Lucinda Williams - Good Souls Better Angels

I don't really know where you start with Lucinda Williams, amazing songwriter, great singer, maverick, punk, rocker....the Iggy pop of Americana!

Thank you to Mike Ritchie for most of this post. Mike presents a great show on Celtic Music Radio on a Sunday, always starting with a Neil Young track and playing outstanding music. Mike is alos a stalwart of the live music scene in Glasgow and beyond.

http://www.celticmusicradio.net

I would encourage you to check his show out, I am sure you wont regret it.

 The lastest release by Lucinda is described as a "tough and vivid and tender release" and I will just quote Mike below:

This gruff and gritty, rough and tough, politically-charged 12-track album - with trademark shards of tenderness and hope - muscles and hustles its way in to the already-impressive Lucinda Williams' catalogue stretching back some 40 years.

It is timely and offers a base for plenty of discussion as she rails against the unfairness life stirs up, a bombardment of global dangers, domestic abuse, family heartaches, tapping all the while into her love of Robert Johnson songs and Delta blues' power to marvellous effect.

Produced in Nashville by Ray (Car Wheels On A Gravel Road co-producer) Kennedy, her 15th album is strengthened infinitely by the quality co-writing that the triple Grammy-Award winner has enjoyed with husband/manager, Tom Overby. This is something she "always dreamed of - a relationship with someone I could create with."

We're not taken back to her childhood this time round as Williams is focused on tackling in song a world she sees as falling apart. Typically, she never writes obliquely or without candour: the difficulties are confronted, the guilty lambasted - the US president gets a mauling in Man Without A Soul.

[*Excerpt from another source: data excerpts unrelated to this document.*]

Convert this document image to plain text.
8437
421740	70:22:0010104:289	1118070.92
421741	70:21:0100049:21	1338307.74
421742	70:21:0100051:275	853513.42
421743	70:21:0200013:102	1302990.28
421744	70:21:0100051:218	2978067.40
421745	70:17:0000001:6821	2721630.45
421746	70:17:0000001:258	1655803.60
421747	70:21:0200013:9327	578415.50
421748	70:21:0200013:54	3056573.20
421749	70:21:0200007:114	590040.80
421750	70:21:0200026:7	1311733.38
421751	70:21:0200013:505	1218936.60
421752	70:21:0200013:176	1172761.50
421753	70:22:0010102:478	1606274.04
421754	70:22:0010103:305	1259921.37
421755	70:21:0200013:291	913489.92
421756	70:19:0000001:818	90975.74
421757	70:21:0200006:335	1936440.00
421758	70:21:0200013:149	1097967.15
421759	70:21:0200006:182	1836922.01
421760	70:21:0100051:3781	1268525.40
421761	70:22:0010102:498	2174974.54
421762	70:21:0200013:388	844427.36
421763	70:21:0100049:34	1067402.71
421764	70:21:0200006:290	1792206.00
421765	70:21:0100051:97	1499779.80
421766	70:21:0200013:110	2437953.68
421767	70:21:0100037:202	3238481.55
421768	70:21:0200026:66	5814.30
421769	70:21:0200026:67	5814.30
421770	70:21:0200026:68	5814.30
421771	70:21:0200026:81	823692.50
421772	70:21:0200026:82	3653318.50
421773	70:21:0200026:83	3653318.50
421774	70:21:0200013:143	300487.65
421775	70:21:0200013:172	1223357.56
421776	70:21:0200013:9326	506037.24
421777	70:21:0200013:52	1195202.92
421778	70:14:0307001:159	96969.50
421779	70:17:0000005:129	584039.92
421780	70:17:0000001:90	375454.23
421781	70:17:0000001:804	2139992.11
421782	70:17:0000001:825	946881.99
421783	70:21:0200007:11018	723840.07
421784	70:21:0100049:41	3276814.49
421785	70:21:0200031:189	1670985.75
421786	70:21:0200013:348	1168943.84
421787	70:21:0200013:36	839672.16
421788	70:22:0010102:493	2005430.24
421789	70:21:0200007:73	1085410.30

Yet, unsurprisingly, the hard-times' songs are stamped with her own brand of real regret plus a never-far-from-the-surface dream of things getting better, as stoutly declared on the gorgeous groove of When The Way Gets Dark: "Don't give up / you have a reason to carry on."

With touring band Stuart Mathis (guitar), David Sutton (bass) and Butch Norton on drums it was inevitable the album would sound live and each player gets plenty of space to excel, complementing Williams' ragged and dusty vocals that seem to be swept into place at all the right moments.
Bad News Blues and Bone Of Contention swagger like hell but switch to Pray The Devil and you'll encounter a track shrouded by a Nick Cave And The Bad Seeds' brooding vibe shattered only by Mathis' fiery guitar.

Williams tackles depression on Big Black Train. The pace drops, her voice cracks like she's not going to reach the end of the verse and her intuitive band cushion her pain. Melancholy is commandeered gloriously again on Shadows And Doubts, which addresses the growing pitfalls of social media engagement.

The lady from Louisiana expertly navigates the album with verve, subtlety and a glow all of her own yielding potent, gutsy outbursts and signature, low-key, affecting tracks like the final song, Good Souls, where she implores: "Keep me with all of those / who help me find strength / when I'm feeling hopeless / who guide me along /and help me stay strong and fearless." 

Strong and fearless is a description that fits Lucinda Williams perfectly on this raw and vivid collection.


With Ray Kennedy producing (check out his work with Steve Earle which I will be posting on soon, and the craft of Lucinda it is hard to see where it could go wrong and this album does not disappoint.